Kuzum siz bonussuz dokuz taksitle düşünsel intiharı nasıl görmüyorsunuz?
Düşüncelerinden ötürü bir ilim adamı nasıl bu kadar rahat bürokratik sopayla dövülür? Yanlış anlamalara mahal bırakabilecek bir düşünce ifade edilmişse ve eğer çoğunluk değil azınlık dahi bu sözlerden alınganlık göstermişse Hocaya yakışan çıkıp bunu telafi edecek bir açıklama yapması daha doğru değil miydi? Neden bu fırsat tanınmadı ya da tanınmıyor?
Nedir bu vaveyala?
Uzlaşmazlıkların, fikirsel farklılıkların olağan insani toleransların dışına çıkarılarak ulu orta ve ilgili ilgisiz her kesim tarafından dillendirilmesi kedi bu işin neresinde sorusunu sordurtur.
Tıs sesini kreşendoya dönüştürmek kime fayda sağlardan önce kime zarar verir sorusunu da sordurtur?
Sözü ve dili ve vicdanı İblisin kerttiği solucan tam tamcıların irin akan suratlarına paylayıp, velfecri okuyan gözlerine yem ederek; oradan dökülen timsah gözyaşlarından hâsıl olan kâr ile fikir özgürlüğü, insan hakları, ileri demokrasi deryasına gark olmak...
Vay lımın, vay lımın…
Poker masasına zorla çekilmiş acemi oyuncunun eline iyi kâğıt düşünce, onu hilekârlıkla suçlayıp ahlaksız ilan etmek ne kadar doğru?

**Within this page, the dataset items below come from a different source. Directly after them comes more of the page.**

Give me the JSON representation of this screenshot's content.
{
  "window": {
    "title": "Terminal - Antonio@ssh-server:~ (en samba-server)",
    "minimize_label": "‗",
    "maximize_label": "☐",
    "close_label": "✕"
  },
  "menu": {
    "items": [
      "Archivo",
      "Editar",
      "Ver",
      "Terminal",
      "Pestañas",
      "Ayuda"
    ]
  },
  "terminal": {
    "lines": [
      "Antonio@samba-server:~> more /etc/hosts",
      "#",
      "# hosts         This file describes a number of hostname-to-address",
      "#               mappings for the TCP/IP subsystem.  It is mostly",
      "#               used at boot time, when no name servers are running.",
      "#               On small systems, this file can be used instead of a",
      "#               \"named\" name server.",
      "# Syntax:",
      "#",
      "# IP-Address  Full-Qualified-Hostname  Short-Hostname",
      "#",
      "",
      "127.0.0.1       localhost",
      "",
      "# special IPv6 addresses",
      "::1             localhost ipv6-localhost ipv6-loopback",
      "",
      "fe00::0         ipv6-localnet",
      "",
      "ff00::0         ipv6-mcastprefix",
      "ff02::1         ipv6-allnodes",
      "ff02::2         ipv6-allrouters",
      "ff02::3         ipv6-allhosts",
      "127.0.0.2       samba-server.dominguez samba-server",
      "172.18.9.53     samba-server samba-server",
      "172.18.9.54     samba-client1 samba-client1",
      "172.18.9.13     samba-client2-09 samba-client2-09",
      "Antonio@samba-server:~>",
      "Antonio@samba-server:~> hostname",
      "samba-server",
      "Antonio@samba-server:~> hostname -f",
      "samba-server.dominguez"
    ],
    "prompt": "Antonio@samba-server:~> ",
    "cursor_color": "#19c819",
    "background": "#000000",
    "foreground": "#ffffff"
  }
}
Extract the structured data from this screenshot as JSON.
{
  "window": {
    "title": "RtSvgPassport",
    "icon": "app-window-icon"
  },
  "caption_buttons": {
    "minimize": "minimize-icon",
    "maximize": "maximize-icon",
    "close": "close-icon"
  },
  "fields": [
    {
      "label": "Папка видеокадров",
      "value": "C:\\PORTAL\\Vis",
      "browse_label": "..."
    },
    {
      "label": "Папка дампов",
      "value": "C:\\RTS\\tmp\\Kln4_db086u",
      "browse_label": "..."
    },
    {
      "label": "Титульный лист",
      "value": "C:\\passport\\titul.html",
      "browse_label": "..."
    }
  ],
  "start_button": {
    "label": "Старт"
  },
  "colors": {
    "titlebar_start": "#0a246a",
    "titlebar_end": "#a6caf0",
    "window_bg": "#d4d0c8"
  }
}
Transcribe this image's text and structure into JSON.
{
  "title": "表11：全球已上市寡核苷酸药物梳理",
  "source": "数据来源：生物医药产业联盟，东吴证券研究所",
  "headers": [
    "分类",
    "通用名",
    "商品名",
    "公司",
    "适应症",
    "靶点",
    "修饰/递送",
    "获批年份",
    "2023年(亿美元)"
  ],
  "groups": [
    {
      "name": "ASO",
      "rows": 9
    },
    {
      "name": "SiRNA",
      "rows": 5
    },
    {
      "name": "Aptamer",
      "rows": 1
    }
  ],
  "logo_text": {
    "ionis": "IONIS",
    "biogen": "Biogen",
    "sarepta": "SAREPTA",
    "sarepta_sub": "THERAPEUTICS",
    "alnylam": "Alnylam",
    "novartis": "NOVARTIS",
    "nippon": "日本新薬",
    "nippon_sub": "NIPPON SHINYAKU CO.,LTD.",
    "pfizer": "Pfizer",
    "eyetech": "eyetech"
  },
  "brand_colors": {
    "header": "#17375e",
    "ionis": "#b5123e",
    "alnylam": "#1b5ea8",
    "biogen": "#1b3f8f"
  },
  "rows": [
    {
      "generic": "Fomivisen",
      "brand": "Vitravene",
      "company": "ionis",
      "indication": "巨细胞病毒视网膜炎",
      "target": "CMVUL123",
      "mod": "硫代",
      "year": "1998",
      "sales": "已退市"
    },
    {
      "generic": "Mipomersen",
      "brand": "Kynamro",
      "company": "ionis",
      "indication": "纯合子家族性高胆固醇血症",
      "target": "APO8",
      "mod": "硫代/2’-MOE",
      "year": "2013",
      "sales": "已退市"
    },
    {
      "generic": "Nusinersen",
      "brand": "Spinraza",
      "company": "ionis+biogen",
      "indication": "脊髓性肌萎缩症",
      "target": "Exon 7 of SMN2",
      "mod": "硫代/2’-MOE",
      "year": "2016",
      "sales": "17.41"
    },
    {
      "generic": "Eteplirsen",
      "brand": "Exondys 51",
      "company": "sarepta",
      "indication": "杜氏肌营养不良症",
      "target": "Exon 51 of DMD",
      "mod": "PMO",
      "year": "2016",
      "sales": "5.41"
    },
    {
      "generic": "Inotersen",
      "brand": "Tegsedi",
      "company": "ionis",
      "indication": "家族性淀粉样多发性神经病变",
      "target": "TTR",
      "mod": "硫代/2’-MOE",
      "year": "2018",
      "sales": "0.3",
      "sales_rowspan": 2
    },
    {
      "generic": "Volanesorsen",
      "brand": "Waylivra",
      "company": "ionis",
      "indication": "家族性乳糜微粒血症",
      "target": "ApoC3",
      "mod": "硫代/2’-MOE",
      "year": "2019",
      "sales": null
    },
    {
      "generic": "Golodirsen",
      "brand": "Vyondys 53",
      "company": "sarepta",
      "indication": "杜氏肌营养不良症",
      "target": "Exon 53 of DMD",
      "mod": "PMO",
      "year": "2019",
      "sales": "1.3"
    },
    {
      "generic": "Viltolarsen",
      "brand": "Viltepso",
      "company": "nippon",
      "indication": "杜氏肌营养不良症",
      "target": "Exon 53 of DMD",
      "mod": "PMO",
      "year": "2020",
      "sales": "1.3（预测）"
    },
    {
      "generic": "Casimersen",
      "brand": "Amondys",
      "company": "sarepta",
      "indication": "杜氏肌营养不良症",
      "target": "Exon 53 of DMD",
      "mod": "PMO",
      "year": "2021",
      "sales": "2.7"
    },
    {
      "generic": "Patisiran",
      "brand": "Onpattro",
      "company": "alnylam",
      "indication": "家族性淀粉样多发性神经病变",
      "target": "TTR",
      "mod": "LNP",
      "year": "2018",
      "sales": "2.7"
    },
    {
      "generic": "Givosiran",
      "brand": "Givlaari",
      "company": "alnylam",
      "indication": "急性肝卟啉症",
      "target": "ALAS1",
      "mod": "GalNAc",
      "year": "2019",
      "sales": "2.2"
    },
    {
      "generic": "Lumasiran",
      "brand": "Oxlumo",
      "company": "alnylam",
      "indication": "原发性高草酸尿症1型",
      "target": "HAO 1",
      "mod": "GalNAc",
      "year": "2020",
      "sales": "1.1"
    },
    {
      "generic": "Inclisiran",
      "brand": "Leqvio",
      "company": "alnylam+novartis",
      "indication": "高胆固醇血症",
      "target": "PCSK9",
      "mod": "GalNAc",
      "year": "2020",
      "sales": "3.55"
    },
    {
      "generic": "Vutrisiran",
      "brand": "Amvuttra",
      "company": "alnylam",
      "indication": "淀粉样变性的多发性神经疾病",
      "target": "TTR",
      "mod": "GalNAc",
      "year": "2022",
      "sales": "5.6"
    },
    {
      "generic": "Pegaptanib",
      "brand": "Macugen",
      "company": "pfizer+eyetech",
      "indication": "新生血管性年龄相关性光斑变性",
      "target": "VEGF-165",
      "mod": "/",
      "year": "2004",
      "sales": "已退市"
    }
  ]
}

Dostoyevski’nin kumarbazının bizde bıraktığı tembih, kumarda çalmanın da bir adap olduğudur.
Milli Piyangoya sıfır KDV, eğitime ve asgari ücretliye vergi diyeceğim iş karışacak. Esas baştan soralım Kumarın “milli”si nasıl bir bilimsel durumdur? Malum Milli meseleleri konuşanlar linçe uğruyor. Nedir mevzu lutfeder mi Okeyden taş çalan masanın sağındakiler ve solundakiler? Açıkça adabını bilmek isterim ağır abiler. Bu âlemin raconu nedir? Ona göre sözümüzün sazımızın ahengi olsun.